Bread – First Let It Stop Singing

Success and failure have visited my numerous attempts at Jim Lahey’s no-knead bread.  The first attempt – brilliant! Following the New York Times version of the recipe to a T, I found tender crumb, flake, crunch, and crust at the end of a blisteringly hot oven sentence.  The second attempt – phenomenal!  Third, fourth, fifth, still quite good, and by now I followed a scrap paper shorthand version of the recipe.

At about the sixth loaf, laziness set in, and even I, a novice in the lowest ranks of making bread at home, know that you really shouldn’t get lazy when it comes to baking.  An extra 1/4 cup of flour would make it into the dough, or perhaps the yeast would get a warm water bath with a sprinkle of sugar, because surely I read somewhere that the yeast feeds on the sugar and then something ferments and oh, well that’s got to be good. I’d guess on the salt, toss in a few hefty pinches of Kosher.  Wheat flour? Why not? I’ll just sub half, it’ll be healthier.  Then I’d forget to set the timer on the oven, gauge the thoroughness of the bread solely by smell and the color of the crust, whip it out and immediately hack into the loaf to find… chunks of wet dough. Back in the oven it would go, collapsing slightly onto itself, overcooked in areas, doughy in others.  Amazingly, some portions would still be edible, but more often than not I found myself chucking what started out as 3 (ish?) cups of flour because this mess couldn’t even be resurrected as croutons.

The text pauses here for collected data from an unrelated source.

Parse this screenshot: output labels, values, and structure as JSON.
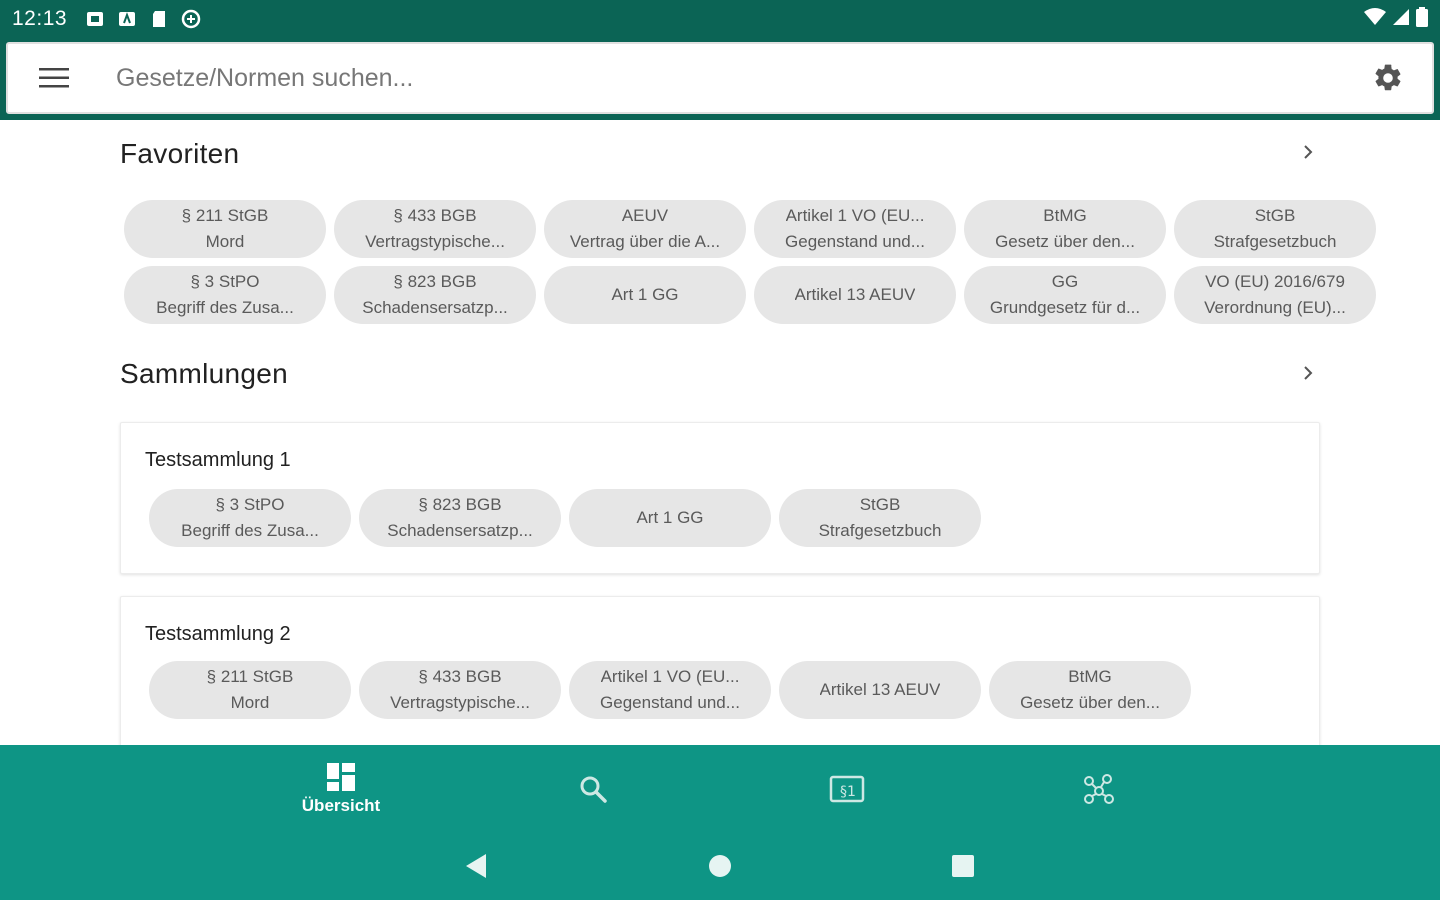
{
  "statusbar": {
    "time": "12:13"
  },
  "search": {
    "placeholder": "Gesetze/Normen suchen..."
  },
  "favorites": {
    "title": "Favoriten",
    "chips": [
      {
        "line1": "§ 211 StGB",
        "line2": "Mord"
      },
      {
        "line1": "§ 433 BGB",
        "line2": "Vertragstypische..."
      },
      {
        "line1": "AEUV",
        "line2": "Vertrag über die A..."
      },
      {
        "line1": "Artikel 1 VO (EU...",
        "line2": "Gegenstand und..."
      },
      {
        "line1": "BtMG",
        "line2": "Gesetz über den..."
      },
      {
        "line1": "StGB",
        "line2": "Strafgesetzbuch"
      },
      {
        "line1": "§ 3 StPO",
        "line2": "Begriff des Zusa..."
      },
      {
        "line1": "§ 823 BGB",
        "line2": "Schadensersatzp..."
      },
      {
        "line1": "Art 1 GG",
        "line2": ""
      },
      {
        "line1": "Artikel 13 AEUV",
        "line2": ""
      },
      {
        "line1": "GG",
        "line2": "Grundgesetz für d..."
      },
      {
        "line1": "VO (EU) 2016/679",
        "line2": "Verordnung (EU)..."
      }
    ]
  },
  "collections": {
    "title": "Sammlungen",
    "items": [
      {
        "name": "Testsammlung 1",
        "chips": [
          {
            "line1": "§ 3 StPO",
            "line2": "Begriff des Zusa..."
          },
          {
            "line1": "§ 823 BGB",
            "line2": "Schadensersatzp..."
          },
          {
            "line1": "Art 1 GG",
            "line2": ""
          },
          {
            "line1": "StGB",
            "line2": "Strafgesetzbuch"
          }
        ]
      },
      {
        "name": "Testsammlung 2",
        "chips": [
          {
            "line1": "§ 211 StGB",
            "line2": "Mord"
          },
          {
            "line1": "§ 433 BGB",
            "line2": "Vertragstypische..."
          },
          {
            "line1": "Artikel 1 VO (EU...",
            "line2": "Gegenstand und..."
          },
          {
            "line1": "Artikel 13 AEUV",
            "line2": ""
          },
          {
            "line1": "BtMG",
            "line2": "Gesetz über den..."
          }
        ]
      }
    ]
  },
  "bottomnav": {
    "items": [
      {
        "label": "Übersicht",
        "icon": "dashboard-icon",
        "active": true
      },
      {
        "label": "",
        "icon": "search-icon",
        "active": false
      },
      {
        "label": "",
        "icon": "paragraph-icon",
        "active": false
      },
      {
        "label": "",
        "icon": "network-icon",
        "active": false
      }
    ]
  },
  "colors": {
    "primary_dark": "#0b6455",
    "primary": "#0e9585",
    "chip_bg": "#e6e6e6"
  }
}
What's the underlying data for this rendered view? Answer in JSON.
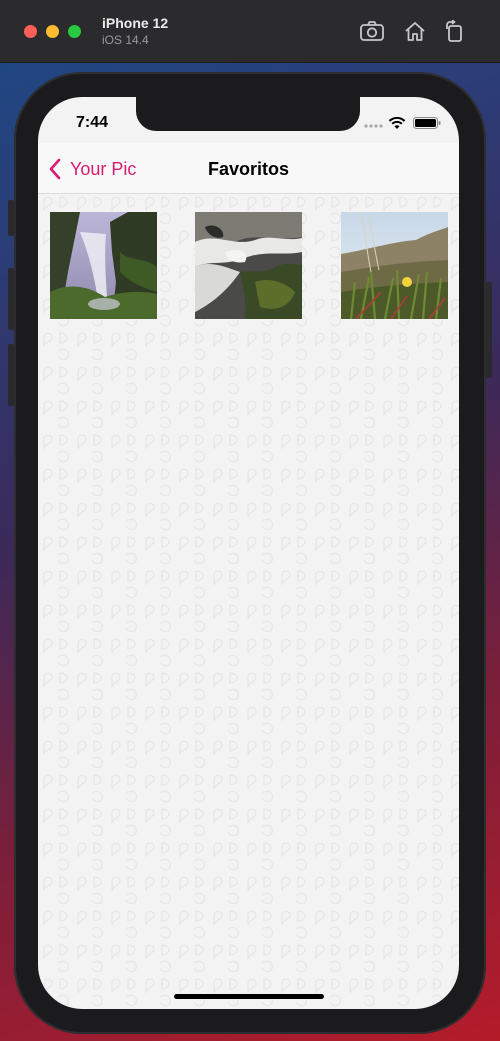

I gave up for a while – with amazing fresh bread for sale a few blocks away (Clear FlourIggy’s!), it was hard to justify 19 hours of waiting and flour all over the counter for a half-cooked loaf that the Mr. would cringe and say was “oh, great, really great.  Maybe…maybe just a little longer in the oven next time?”

But two days ago I tried again, this time armed with the words straight from the horse’s mouth.  Jim Lahey’s My Bread was available at the library, and after paying a $2.10 fine from 2006 (whoops), I was reading through his brief autobiography and origin of the no-knead recipe.  I’m a weird fusion of recipe-following automaton and this-needs-paprika?!-guess-red-pepper-flakes-will-have-to-do type of home cook, relying on part intuition, part think-I-saw-someone-do-this-one-time, occasionally and surprisingly to some success. The Mr., on the other hand, reads Alton Brown cookbooks like I read a beach chair novel, but with post-its. He likes the science and the “fun” facts behind the recipe. Inspired by him, I sought out the reasoning behind the recipe steps: Why let the flour, water, salt, yeast mixture sit 18 hours?  Why preheat the pot? Why even cook it in a pot? And, seriously, why let the bread cool before burning my fingers to tear off hunks to get in my belly sans accoutrements?

Lahey’s book answered all of these, and guess what? “Thorough cooling actually completes the cooking of the dough, and when you slice a hot loaf, you are releasing heat and moisture prematurely. The bread will taste underbaked and wet.”  Aha!  Synapses firing, so this is sort of like meat?  You cook a steak, and then you let it sit for a few minutes before cutting into it so the juices are able to redistribute and don’t flow out of the meat.  Juices are to meat as heat/moisture are to bread?  Not the smoothest of analogies, but I get it now.

So this time I measured the ingredients (with the kitchen scale, no less!), left out the sugar, waited the full 18-hour rise time, set the timer, etc.  The loaf was a little disheveled, flatter on one side, but with a golden brown crust and a fragrance to match. I waited until my bread had stopped “singing” (the adverb Lahey uses to for “that crackling sound as steam escapes”), and then I ate a whole lot of it.  With Vermont Creamery butter (called “crack butter” ’round these parts) and HiRise’s sweet crimson Westerner Plum preserves (which will probably now be called “crack jam” ’round these parts).  And it was so, so good.